Anthem’s purchase of giant insurer Cigna will make it the largest health insurer in America; Aetna is buying Humana, creating the second-largest, with 33 million members.
Why should anyone suppose these for-profit corporate giants will be less “controlling” than government?
What we do know is that they’re far more expensive than a single-payer system.
Fahrenthold repeats the charge that Sanders’ health-care plan would cost $15 trillion over 10 years. But single-payer systems in other rich nations have proven cheaper than private for-profit health insurers because they don’t spend huge sums on advertising, marketing, executive pay and billing. So even if the Sanders single-payer plan would cost $15 trillion over 10 years, Americans as a whole would save more than that.
Fahrenthold trusts the “market” more than he does the government, but he overlooks the fact that government sets the rules by which the market runs (such as whether health insurers should be allowed to consolidate even further, or how much of a “charitable” tax deduction wealthy donors to private universities should receive, and whether they should get the deduction if they attach partisan conditions to their donations).
The real choice isn’t between government and the “market.” It’s between a system responsive to the needs of most Americans and one more responsive to the demands of the super-rich, big business and Wall Street — whose economic and political power have grown dramatically over the last three decades.
This is why the logic of Sanders’ ideas depends on the political changes he seeks.

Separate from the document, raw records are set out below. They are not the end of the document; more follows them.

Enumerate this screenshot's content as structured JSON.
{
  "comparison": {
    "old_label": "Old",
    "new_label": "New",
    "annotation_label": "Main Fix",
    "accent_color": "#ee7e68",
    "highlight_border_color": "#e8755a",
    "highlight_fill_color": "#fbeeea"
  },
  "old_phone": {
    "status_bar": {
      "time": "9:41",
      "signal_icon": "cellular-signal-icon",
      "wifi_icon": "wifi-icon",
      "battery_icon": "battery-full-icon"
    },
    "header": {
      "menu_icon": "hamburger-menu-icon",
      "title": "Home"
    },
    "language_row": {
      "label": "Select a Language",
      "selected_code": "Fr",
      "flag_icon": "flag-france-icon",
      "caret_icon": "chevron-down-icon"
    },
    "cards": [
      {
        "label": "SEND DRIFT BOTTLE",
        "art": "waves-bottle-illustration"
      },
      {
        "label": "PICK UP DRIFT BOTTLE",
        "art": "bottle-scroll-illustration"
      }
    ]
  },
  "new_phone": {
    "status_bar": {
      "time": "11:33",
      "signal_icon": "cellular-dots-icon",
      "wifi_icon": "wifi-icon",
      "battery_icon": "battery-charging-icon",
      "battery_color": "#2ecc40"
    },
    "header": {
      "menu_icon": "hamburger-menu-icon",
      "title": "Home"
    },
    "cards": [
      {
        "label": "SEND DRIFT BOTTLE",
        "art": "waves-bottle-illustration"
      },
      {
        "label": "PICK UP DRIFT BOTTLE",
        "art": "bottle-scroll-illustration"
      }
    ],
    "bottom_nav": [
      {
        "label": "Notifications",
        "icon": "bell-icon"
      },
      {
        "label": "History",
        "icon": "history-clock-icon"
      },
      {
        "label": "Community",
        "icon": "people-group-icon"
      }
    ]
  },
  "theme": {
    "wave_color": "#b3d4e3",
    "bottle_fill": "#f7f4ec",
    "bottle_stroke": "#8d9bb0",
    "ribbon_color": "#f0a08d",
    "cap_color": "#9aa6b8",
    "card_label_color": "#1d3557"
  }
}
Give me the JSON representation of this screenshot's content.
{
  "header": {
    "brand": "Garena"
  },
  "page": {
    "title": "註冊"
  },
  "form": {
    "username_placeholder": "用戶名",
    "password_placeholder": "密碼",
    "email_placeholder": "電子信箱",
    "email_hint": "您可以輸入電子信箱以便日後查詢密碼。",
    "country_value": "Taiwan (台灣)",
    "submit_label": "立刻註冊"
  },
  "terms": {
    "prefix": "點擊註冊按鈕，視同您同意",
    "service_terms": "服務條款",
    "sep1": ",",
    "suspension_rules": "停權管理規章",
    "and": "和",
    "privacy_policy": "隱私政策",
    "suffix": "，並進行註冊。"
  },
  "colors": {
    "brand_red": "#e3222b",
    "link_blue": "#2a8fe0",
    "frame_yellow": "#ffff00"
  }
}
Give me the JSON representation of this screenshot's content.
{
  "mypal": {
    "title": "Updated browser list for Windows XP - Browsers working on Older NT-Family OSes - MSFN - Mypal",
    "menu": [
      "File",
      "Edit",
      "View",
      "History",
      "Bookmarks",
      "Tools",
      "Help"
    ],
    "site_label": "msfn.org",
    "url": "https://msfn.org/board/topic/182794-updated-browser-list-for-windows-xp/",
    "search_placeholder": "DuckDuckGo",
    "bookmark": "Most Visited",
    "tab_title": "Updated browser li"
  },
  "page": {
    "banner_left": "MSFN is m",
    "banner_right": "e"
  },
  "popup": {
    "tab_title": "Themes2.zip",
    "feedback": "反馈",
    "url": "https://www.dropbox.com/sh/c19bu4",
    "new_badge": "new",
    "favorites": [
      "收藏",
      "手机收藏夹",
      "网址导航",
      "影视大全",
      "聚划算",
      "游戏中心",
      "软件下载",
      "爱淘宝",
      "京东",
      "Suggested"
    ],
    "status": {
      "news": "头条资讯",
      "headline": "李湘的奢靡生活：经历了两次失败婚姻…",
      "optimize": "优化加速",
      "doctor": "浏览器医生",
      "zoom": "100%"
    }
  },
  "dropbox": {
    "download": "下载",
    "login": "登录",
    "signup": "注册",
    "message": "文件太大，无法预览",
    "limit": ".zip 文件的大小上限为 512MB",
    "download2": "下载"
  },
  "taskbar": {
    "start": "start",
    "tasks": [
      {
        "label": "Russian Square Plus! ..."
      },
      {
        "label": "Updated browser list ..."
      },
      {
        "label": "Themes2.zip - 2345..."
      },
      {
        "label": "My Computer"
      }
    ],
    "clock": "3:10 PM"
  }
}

Fahrenthold says a President Sanders couldn’t get any of his ideas implemented anyway because Congress would reject them. But if Bernie Sanders is elected president, American politics will have been altered, reducing the moneyed interests’ chokehold over the public agenda.
Fahrenthold may not see the populism that’s fueling Bernie Sanders’ campaign, but it is gaining strength and conviction. Other politicians, as well as political reporters, ignore this upsurge at their peril.